Abstract

Recent studies suggested that tropical cyclones (TCs) contribute significantly to the meridional oceanic heat transport by injecting heat into the subsurface through mixing. Here, we estimate the long-term oceanic impact of TCs by inserting realistic wind vortices along observed TCs tracks in a 1/2° resolution ocean general circulation model over the 1978–2007 period. Warming of TCs’ cold wakes results in a positive heat flux into the ocean (oceanic heat uptake; OHU) of ~480 TW, consistent with most recent estimates. However, ~2/5 of this OHU only compensates the heat extraction by the TCs winds during their passage. Another ~2/5 of this OHU is injected in the seasonal thermocline and hence released back to the atmosphere during the following winter.
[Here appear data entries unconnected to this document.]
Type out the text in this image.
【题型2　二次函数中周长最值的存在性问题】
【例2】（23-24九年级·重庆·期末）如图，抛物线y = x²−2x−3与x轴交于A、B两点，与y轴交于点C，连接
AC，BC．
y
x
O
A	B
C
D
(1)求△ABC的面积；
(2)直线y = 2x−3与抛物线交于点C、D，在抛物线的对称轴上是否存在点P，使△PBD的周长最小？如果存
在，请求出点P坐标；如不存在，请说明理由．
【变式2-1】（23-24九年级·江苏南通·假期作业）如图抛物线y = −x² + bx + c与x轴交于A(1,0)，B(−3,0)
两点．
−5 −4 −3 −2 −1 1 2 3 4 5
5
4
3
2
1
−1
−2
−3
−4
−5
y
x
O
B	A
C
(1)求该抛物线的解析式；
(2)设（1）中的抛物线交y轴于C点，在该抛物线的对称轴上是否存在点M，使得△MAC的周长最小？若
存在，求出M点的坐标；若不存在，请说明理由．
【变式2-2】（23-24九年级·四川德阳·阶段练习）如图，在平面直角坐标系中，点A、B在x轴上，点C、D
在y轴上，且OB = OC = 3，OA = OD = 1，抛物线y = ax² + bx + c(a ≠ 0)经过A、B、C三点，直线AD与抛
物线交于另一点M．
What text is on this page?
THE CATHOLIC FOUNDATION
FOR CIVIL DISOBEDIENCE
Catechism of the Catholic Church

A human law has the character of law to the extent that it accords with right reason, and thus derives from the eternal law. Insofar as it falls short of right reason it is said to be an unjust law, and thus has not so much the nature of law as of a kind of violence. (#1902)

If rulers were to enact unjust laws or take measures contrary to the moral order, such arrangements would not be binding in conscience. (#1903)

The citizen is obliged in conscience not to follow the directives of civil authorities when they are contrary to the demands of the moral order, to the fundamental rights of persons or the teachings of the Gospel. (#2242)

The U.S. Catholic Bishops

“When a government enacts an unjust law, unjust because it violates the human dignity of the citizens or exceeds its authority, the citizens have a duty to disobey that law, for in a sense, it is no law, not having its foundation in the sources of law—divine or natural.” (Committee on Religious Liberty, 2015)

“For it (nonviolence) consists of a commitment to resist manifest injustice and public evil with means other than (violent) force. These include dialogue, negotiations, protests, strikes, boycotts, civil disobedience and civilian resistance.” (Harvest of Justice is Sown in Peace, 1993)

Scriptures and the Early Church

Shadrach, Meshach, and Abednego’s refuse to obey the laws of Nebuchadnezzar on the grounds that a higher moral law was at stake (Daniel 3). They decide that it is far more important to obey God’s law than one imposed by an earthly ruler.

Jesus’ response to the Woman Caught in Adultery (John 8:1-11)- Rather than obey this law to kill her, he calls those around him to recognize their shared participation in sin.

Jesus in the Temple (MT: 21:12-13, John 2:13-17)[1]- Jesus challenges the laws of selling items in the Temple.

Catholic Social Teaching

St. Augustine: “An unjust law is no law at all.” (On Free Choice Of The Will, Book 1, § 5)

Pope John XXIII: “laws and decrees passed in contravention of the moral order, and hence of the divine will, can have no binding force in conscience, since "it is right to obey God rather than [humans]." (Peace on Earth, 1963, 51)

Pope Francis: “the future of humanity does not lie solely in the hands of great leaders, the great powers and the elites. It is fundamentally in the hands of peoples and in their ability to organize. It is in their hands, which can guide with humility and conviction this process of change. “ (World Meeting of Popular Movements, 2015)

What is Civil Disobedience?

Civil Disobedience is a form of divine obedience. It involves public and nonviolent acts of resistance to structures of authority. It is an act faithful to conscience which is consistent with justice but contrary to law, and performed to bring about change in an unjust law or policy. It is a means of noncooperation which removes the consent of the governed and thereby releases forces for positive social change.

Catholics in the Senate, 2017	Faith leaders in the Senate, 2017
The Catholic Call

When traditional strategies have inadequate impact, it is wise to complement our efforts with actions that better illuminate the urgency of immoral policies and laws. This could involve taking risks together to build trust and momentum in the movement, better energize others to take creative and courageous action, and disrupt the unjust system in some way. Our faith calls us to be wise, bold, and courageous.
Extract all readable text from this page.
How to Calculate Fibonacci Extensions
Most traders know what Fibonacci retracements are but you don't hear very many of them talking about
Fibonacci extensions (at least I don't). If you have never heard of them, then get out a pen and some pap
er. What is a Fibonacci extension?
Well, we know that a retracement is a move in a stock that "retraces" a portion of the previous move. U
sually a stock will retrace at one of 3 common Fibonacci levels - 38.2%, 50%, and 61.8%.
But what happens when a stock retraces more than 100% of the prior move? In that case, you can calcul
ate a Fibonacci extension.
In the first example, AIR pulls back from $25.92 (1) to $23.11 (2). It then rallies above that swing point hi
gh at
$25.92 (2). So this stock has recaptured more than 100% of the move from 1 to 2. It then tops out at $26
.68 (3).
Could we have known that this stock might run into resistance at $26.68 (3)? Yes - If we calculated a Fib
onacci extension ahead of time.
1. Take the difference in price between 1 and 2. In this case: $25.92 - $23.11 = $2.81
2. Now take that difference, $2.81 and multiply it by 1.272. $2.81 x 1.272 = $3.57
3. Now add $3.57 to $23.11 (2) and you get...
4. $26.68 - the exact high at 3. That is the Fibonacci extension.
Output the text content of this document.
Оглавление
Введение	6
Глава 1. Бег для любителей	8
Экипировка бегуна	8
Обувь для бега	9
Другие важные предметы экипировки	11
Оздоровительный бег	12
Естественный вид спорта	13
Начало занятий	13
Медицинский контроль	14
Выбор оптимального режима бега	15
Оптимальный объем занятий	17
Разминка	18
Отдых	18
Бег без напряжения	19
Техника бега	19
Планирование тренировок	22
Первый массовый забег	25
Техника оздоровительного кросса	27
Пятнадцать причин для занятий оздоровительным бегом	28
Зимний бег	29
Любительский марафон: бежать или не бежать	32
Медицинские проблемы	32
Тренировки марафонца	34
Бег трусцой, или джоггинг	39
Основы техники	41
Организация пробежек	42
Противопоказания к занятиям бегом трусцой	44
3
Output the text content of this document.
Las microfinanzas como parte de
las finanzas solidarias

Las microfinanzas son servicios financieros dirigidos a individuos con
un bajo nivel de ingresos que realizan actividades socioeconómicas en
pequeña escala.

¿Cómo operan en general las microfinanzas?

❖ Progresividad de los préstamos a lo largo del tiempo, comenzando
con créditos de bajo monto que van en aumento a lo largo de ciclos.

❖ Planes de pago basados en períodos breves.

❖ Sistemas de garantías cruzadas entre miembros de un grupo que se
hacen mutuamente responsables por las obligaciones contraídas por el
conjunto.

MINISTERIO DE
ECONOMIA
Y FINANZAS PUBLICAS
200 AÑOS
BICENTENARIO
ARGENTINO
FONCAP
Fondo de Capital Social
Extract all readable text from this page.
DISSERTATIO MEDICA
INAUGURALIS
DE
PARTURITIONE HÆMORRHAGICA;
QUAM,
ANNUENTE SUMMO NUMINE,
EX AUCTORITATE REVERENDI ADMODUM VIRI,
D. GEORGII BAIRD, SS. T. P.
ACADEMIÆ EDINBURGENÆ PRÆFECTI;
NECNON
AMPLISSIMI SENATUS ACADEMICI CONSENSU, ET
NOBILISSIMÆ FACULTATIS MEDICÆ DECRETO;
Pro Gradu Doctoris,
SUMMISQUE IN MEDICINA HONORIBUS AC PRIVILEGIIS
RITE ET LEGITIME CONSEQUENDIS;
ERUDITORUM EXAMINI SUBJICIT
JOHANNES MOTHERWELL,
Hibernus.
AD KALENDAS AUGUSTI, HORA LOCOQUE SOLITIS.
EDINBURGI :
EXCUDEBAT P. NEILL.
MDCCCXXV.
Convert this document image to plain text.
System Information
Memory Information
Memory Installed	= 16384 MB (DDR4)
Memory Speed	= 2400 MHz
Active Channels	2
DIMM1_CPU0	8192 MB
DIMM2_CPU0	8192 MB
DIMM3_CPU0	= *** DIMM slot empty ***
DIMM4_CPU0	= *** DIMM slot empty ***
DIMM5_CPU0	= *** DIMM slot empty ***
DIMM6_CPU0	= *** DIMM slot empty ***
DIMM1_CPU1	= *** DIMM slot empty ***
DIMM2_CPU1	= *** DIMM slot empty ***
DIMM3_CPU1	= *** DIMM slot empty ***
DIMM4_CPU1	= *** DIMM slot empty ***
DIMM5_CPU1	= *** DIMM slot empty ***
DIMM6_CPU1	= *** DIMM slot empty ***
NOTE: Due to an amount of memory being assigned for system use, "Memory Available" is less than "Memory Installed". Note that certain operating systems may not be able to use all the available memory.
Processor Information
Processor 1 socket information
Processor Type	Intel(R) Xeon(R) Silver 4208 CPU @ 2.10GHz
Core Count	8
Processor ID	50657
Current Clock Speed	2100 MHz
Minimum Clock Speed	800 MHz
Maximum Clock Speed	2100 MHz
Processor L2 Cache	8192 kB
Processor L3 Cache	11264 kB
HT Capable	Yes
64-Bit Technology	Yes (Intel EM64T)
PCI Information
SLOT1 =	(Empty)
Because of zonal compensations and equatorward transport, only one-tenth of the OHU is actually exported poleward (46 TW), resulting in a marginal maximum contribution of TCs to the poleward ocean heat transport. Other usually neglected TC-related processes however impact the ocean mean state. The residual Ekman pumping associated with TCs results in a sea-level drop (rise) in the core (northern and southern flanks) of TC-basins that expand westward into the whole basin as a result of planetary wave propagation. More importantly, TC-induced mixing and air-sea fluxes cool the surface in TC-basins during summer, while the re-emergence of subsurface warm anomalies warms it during winter. This leads to a ~10 % reduction of the sea surface temperature seasonal cycle within TCs basins, which may impact the climate system.